Chapter 4: Biomechanical Influences on Breathing

This is a chapter 4 summary of “Multidisciplinary Approaches to Breathing Pattern Disorders” by Leon Chaitow. The second edition will be coming out this December, and you can preorder it by clicking on the link or the photo below.

Loose-Tight

Chaitow likes to use the loose-tight concept as a way of visualizing the body’s three-dimensionality while assessing.  He likes to look at comparing structures as tight or loose relative to one another. Those areas which are loose are often prone to injury and more likely to be nociceptive.

If we try to see which muscles have a tendency towards tightness or looseness, stabilizers tend towards laxity and mobilizers to increased tone.  Obviously, all muscles function in both capacities, and some even stay more towards the middle (scalenes). But the tendency depends on which function is more dominant.

I'm not being aggressive, I m being dominant.
I’m not being aggressive, I m being dominant.

Posture and Respiration (Not PRI, Peepz)

Taking the previous concepts, Janda’s crossed syndromes can have a role in ones breathing function. With an upper crossed posture, the slumped upper body position negatively influences breathing function. Lower crossed syndrome will put the diaphragm in an anterior facing position, thus affecting diaphragm length-tension and breathing function.

Facilitation

Facilitation is an osteopathic term for a process involved in neural sensitivity.  There are at least two forms of facilitation: spinal (segmental) and local (trigger points).

Once facilitation occurs, any additional stress the individual undergoes can increase neural activity in the segment.
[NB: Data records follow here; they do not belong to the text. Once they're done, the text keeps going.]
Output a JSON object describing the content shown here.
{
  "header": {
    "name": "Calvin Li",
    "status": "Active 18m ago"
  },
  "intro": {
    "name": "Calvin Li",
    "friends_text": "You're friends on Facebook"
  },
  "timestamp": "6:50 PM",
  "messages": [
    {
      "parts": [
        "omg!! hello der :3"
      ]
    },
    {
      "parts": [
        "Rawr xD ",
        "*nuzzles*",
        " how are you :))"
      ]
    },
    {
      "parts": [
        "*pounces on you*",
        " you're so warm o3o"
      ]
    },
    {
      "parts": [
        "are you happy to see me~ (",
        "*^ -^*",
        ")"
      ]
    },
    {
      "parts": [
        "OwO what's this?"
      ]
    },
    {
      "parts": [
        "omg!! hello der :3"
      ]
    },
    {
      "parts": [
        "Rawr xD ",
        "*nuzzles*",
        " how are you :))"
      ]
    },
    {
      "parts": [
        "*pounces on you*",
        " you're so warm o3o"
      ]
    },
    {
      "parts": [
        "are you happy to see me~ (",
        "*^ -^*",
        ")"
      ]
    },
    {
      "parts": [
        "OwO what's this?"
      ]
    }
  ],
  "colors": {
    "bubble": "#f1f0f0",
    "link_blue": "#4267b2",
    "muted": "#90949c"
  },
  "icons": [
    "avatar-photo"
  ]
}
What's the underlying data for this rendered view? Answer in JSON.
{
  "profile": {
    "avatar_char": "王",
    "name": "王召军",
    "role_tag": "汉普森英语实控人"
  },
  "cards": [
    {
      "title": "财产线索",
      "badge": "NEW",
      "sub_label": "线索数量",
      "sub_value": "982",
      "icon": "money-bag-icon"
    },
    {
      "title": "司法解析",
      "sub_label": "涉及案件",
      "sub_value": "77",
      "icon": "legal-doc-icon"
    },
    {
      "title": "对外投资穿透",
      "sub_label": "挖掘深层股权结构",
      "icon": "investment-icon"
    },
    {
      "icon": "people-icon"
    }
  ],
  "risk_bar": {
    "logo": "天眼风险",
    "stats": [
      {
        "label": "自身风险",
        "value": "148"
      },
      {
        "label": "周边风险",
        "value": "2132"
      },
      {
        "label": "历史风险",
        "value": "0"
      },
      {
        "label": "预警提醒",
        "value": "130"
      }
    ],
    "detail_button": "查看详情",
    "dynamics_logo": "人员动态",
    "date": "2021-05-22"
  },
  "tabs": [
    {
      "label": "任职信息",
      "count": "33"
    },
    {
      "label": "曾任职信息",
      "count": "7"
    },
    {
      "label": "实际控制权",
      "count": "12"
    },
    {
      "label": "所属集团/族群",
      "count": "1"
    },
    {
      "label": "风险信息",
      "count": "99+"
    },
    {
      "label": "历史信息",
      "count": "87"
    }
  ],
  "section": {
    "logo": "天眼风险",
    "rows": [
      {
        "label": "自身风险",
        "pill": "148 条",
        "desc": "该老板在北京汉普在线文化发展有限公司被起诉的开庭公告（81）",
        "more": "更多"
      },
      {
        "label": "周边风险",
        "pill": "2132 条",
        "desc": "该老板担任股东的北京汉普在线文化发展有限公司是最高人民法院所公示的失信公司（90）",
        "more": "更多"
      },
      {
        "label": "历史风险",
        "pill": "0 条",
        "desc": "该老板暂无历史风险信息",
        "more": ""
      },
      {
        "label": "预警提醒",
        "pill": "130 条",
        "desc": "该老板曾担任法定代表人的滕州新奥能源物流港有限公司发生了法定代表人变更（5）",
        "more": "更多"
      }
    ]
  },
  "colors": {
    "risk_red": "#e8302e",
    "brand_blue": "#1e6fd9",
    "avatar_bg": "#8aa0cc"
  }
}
There are several ways to observe facilitated segments. You can observe these via palpation:

  • Goose flesh in the facilitated area when the skin is exposed to cool air.
  • Cutaneous hyperesthesia in the related dermatome.
  • “Orange peel” appearance in the subcutaneous tissue.
  • Localized muscle spasm in the facilitated area.
Can't say I have ever seen this on a patient, but whatever.
Can’t say I have ever seen this on a patient, but whatever.

You can also see trigger point formation in these areas. There are several primary factors that contribute to trigger point activation:

  • Persistent muscular contraction
  • Trauma
  • Adverse environmental conditions
  • Prolonged immobility
  • Febrile illness
  • Systemic biochemical imbalance
  • Factors such as age and general health status

Secondary factors may include:

  • Compensating synergist and antagonist muscles to those housing primary triggers.
  • Satellite triggers evolve in referral zone.

Stressors ranging from nutritional deficiency, hormonal imbalance, infections, allergies and intolerances, and low tissue oxygenation may all contribute to trigger points being maintained and enhanced.

Trigger points can either be active or latent.  Active trigger points refer a pattern recognizable to the patient, whereas latent trigger points are locally painful and only refer on pressure.  The latent ones can also refer patterns that are unrecognizable to the patient.

There are several ways to deactivate trigger points to include acupuncture, manual therapy, stress removal, and improved breathing function.